Оливия была хитрой. Она вполне могла прятаться сейчас за вазами с цветами и посмеиваться над Женевьевой.
Краем глаза Женевьева увидела входящую в дом миссис Маллин. Экономка остановилась в прихожей, задумчиво почесывая голову, явно недоумевая, куда отправить слуг.
Отец Женевьевы, Йен и герцог куда-то ушли. Посмотреть на лошадей, вне всякого сомнения.
Изольда вздохнула:
– Милая, прошу тебя…
И Женевьева с ужасом смотрела, как ее мать заломила руки.

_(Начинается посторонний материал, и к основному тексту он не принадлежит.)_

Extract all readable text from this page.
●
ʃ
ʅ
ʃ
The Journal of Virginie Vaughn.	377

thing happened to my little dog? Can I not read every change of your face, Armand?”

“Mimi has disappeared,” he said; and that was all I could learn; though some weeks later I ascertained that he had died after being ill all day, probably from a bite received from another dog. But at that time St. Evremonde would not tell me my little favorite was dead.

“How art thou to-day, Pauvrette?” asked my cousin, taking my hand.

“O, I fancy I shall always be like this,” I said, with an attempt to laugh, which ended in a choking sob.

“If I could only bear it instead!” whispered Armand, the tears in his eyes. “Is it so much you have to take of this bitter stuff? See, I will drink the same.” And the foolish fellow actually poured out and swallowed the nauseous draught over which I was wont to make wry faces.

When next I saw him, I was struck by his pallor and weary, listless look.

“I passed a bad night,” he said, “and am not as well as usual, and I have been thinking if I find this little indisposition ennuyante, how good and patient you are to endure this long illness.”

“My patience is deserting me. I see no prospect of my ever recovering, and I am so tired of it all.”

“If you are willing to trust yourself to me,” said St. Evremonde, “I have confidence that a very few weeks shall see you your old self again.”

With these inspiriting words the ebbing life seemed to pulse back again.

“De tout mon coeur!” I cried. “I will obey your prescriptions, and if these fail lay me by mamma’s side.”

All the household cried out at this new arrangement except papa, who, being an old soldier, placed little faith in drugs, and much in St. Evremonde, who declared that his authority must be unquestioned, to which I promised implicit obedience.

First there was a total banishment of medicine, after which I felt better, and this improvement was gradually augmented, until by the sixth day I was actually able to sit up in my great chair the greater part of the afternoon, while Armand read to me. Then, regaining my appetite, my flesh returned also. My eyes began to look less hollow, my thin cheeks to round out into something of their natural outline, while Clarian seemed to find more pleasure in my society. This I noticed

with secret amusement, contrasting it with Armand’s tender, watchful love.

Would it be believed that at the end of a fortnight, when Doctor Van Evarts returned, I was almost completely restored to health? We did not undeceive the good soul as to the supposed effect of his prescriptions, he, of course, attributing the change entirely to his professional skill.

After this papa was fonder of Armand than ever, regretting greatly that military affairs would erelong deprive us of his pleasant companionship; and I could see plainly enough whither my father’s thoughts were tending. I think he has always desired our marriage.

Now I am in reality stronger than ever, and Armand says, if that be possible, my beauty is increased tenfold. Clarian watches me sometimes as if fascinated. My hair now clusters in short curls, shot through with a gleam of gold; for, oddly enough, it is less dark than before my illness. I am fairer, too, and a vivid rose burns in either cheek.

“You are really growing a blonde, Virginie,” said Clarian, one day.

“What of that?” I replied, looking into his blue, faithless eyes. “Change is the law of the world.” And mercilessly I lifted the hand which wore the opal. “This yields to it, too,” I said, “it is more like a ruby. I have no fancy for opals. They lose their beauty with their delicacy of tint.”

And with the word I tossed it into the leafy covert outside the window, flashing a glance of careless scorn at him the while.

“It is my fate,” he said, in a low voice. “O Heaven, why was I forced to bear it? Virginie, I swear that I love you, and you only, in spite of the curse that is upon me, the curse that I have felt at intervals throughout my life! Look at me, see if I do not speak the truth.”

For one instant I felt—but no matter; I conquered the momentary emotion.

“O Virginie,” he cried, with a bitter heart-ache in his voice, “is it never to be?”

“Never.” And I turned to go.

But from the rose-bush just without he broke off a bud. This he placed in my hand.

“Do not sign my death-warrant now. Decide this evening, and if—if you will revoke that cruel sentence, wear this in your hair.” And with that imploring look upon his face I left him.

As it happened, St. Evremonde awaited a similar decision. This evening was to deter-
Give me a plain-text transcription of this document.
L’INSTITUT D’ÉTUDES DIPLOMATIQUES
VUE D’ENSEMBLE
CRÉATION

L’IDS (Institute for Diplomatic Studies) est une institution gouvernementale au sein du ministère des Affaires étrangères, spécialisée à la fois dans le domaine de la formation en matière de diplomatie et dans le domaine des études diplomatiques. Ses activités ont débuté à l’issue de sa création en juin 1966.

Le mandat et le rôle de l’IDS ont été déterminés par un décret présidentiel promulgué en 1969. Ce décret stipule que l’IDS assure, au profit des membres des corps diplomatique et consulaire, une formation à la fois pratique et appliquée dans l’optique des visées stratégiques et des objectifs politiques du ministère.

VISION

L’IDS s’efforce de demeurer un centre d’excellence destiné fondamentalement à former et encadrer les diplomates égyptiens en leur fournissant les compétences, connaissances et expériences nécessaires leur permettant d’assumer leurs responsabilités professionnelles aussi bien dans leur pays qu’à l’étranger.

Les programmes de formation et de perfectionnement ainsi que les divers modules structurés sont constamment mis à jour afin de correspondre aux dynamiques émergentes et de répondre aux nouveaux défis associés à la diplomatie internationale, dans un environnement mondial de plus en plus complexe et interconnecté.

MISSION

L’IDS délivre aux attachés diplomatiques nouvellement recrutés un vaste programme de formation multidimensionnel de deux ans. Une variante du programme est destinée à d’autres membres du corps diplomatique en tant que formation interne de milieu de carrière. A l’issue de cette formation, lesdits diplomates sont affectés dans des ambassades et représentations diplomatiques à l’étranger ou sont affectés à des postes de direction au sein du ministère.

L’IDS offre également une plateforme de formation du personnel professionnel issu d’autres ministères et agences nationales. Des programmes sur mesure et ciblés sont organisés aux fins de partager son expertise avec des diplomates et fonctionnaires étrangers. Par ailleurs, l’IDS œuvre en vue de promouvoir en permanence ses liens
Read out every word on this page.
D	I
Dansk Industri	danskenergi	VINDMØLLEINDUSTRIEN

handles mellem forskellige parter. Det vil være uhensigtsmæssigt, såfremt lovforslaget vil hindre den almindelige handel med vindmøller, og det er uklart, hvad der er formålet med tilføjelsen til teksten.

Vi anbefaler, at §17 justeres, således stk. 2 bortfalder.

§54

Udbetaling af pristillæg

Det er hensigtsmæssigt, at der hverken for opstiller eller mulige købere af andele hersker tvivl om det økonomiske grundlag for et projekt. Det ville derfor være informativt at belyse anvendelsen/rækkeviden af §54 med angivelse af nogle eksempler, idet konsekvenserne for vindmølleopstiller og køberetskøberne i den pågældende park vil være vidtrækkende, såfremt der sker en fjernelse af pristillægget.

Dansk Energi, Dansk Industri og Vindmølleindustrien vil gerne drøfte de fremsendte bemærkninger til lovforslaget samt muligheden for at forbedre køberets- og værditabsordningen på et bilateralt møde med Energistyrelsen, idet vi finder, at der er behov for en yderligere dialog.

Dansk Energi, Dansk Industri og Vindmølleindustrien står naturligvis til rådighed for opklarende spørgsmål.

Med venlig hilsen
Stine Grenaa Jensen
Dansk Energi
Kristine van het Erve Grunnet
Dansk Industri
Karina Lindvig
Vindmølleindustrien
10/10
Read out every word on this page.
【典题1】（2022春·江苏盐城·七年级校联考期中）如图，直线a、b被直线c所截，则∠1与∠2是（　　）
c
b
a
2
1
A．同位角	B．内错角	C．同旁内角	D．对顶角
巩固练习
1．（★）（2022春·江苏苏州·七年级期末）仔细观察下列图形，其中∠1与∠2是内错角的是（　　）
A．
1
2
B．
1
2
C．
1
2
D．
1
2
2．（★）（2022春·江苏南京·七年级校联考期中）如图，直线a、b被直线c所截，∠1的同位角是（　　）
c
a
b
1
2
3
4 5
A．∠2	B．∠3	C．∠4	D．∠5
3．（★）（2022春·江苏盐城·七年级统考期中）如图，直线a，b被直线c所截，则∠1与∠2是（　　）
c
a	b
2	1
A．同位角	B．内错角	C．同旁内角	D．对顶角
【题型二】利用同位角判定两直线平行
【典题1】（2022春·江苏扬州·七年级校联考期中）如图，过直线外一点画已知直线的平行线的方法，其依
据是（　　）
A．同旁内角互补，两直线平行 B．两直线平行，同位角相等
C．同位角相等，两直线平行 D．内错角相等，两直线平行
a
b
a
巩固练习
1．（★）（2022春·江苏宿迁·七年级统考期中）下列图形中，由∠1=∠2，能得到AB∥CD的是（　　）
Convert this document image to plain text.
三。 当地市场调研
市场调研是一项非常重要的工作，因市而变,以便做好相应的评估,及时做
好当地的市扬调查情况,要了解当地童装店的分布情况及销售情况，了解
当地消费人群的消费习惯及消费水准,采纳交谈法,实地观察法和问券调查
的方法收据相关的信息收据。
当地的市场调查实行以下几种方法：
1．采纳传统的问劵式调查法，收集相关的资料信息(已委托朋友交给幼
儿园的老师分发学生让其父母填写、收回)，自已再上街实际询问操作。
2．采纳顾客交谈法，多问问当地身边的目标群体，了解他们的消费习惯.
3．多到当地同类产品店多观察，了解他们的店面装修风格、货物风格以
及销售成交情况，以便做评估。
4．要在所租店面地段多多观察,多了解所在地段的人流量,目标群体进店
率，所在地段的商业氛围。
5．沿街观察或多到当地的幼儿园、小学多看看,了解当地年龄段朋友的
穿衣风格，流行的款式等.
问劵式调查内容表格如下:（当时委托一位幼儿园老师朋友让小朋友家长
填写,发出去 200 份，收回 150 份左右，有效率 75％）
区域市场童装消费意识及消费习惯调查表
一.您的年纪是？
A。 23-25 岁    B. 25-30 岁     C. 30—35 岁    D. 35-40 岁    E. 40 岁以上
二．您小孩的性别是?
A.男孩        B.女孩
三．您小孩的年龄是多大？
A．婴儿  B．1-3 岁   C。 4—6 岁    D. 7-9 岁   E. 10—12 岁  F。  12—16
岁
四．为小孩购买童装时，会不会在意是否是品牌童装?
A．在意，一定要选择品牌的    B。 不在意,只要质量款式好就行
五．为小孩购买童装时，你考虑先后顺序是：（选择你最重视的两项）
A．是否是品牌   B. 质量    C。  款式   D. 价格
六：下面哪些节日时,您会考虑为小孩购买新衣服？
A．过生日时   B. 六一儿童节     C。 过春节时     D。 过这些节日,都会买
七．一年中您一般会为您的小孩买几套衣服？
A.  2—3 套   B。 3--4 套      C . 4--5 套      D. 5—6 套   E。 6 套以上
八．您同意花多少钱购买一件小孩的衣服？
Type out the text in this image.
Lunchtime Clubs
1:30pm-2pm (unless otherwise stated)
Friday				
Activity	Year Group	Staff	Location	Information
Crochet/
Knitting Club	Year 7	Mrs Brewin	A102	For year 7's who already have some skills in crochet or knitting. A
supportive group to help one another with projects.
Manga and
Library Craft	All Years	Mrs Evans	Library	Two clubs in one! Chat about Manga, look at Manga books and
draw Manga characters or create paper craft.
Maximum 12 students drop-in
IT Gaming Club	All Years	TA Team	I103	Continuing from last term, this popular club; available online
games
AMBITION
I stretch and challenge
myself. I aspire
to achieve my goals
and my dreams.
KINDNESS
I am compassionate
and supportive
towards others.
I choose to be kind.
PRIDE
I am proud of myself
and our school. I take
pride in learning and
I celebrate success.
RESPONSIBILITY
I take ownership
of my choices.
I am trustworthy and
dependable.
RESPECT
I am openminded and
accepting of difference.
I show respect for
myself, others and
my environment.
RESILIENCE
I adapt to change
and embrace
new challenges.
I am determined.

Это было нечестно. В который раз Женевьева пожалела, что она не такая стойкая, как ее сестра. Несмотря на пережитую ею потерю, Женевьева не могла не сжалиться над матерью, которая так за всех них переживала. Изольда стойко и не теряя чувства юмора прощалась с сыновьями, уходившими на войну и отправлявшимися на виселицу, и испытывала настоящее отчаяние, глядя на оставшуюся в одиночестве Оливию.
Ради матери Женевьева пойдет на эту прогулку.
Она не обаятельна и не может поддержать интересную беседу, как Оливия, но она все равно пойдет рядом с герцогом.
Когда мать увидела ее смягчившееся лицо, она положила руку ей на колено и решила сделать уступку.
– Дорогая, тебе будет весело. Ведь Гарри с Миллисент тоже пойдут.
Глава 4
– Оливия, – загадочно пояснил мистер Эверси, поворачиваясь к герцогу. – Я счастлив и польщен принимать вас в нашем доме, Монкрифф. Вы не могли прислать письмо в более подходящее время. У нас намечается бал. Естественно, все очень скромно по сравнению с лондонскими балами, но у нас есть подходящий зал, и к тому же мы ожидаем прибытия приятных гостей. Надеюсь, вам у нас понравится. А в субботу мы позовем соседских мужчин и сыграем в карты. Как хорошо, что вы это предложили! Они все и проиграют вам с радостью. Я сообщу нашим близким друзьям.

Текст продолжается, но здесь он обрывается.